In line with our core value of collaboration, we continuously look toward the campus sustainability community for feedback and assistance on identifying a process and funding mechanism for enhanced verification. We welcome feedback at any time (firstname.lastname@example.org) and also look forward to gathering thoughts and suggestions from STARS participants and AASHE members at the STARS sessions during next month’s AASHE Conference in Portland. Below are just some of the topics on which we hope to gather input:
- Opportunities to engage students, perhaps through internships, to help with data verification.
- Working with organizations that have a specific area of interest and would be willing to review certain areas of STARS.
- Business partnerships to fund enhanced verification.
- Partnerships and discussions with potential third party reviewers.
- Opportunities to involve STARS institutions, AASHE council members, STARS technical advisors, and other stakeholders.
With over 650 institutions across the globe using STARS, the collective sustainability impact of the system has been significant. The public nature of STARS means that others are reviewing the information and publishing their findings. These published works help hold institutions accountable for the information they are sharing within STARS, further improving data quality. SEI’s report raises valid points for improving the STARS framework and credits, though progress made in these areas over the last five years should not be overlooked. AASHE will continue to investigate enhanced data verification options in ways that will not limit accessibility through added financial burden. We look forward to some lively discussion on the topic at the AASHE Conference in Portland!

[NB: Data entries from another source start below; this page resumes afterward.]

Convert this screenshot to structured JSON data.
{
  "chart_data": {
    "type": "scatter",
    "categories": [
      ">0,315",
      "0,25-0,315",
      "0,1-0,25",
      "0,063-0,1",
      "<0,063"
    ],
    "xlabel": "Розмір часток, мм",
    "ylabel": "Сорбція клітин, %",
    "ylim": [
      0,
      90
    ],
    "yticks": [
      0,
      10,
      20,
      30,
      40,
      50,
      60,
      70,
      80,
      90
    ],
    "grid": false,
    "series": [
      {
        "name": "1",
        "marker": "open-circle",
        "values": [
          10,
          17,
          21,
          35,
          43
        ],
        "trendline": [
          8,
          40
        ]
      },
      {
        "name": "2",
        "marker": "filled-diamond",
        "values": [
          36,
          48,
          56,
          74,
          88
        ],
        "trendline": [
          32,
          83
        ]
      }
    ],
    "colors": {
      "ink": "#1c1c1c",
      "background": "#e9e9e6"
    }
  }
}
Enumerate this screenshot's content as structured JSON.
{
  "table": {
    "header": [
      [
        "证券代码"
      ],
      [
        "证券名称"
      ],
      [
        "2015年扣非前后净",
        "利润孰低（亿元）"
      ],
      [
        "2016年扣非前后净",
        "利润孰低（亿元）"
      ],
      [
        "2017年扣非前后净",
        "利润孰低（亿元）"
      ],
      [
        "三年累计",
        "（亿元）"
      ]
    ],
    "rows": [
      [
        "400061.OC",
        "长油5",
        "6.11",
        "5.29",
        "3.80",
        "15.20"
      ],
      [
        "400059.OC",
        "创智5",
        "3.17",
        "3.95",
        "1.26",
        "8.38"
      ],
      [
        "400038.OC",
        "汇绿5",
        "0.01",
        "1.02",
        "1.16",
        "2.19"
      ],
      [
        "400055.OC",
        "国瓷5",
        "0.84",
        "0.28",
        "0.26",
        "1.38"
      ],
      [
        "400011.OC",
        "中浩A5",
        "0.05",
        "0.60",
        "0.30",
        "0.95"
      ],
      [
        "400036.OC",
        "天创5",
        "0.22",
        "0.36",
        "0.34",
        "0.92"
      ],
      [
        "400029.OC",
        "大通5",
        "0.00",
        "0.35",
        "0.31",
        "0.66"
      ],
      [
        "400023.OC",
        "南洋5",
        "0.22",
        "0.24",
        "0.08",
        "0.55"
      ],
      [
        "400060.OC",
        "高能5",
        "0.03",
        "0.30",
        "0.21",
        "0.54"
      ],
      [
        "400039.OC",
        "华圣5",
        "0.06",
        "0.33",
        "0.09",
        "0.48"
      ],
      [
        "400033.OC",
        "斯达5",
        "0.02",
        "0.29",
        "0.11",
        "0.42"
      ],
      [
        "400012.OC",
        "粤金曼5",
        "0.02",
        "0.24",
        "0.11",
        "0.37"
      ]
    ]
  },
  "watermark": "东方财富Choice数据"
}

While SEI submitted numerous data inquiries upon conducting its analysis last spring, the nature of the inconsistencies was not fully explained. As a result, STARS Liaisons were not always equipped with all of the information to address the concerns raised. To help ensure that identified inconsistencies can be addressed promptly in the future, here are some recommended best practices for those looking to submit data inquiries:
- Provide a clear, concise, and complete explanation of the potential inconsistency.
- Keep in mind that STARS reports should be based on information available at the time the report was submitted.
- Connect with AASHE first if you wish to submit numerous inquiries (around 5 per month in total or more), so we can identify the most effective and efficient way in addressing the questions.
- Keep in mind that the content of the inquiry will be shared with AASHE staff and STARS Liaisons (and may be forwarded at discretion).
- Identify yourself and communicate openly. While inquirers have the option to remain anonymous, sharing contact information will enhance communication.
- Inquiries that are not valid in relation to credit criteria, are unprofessional, or request updates beyond the timeframe for which the report was submitted, will be dismissed.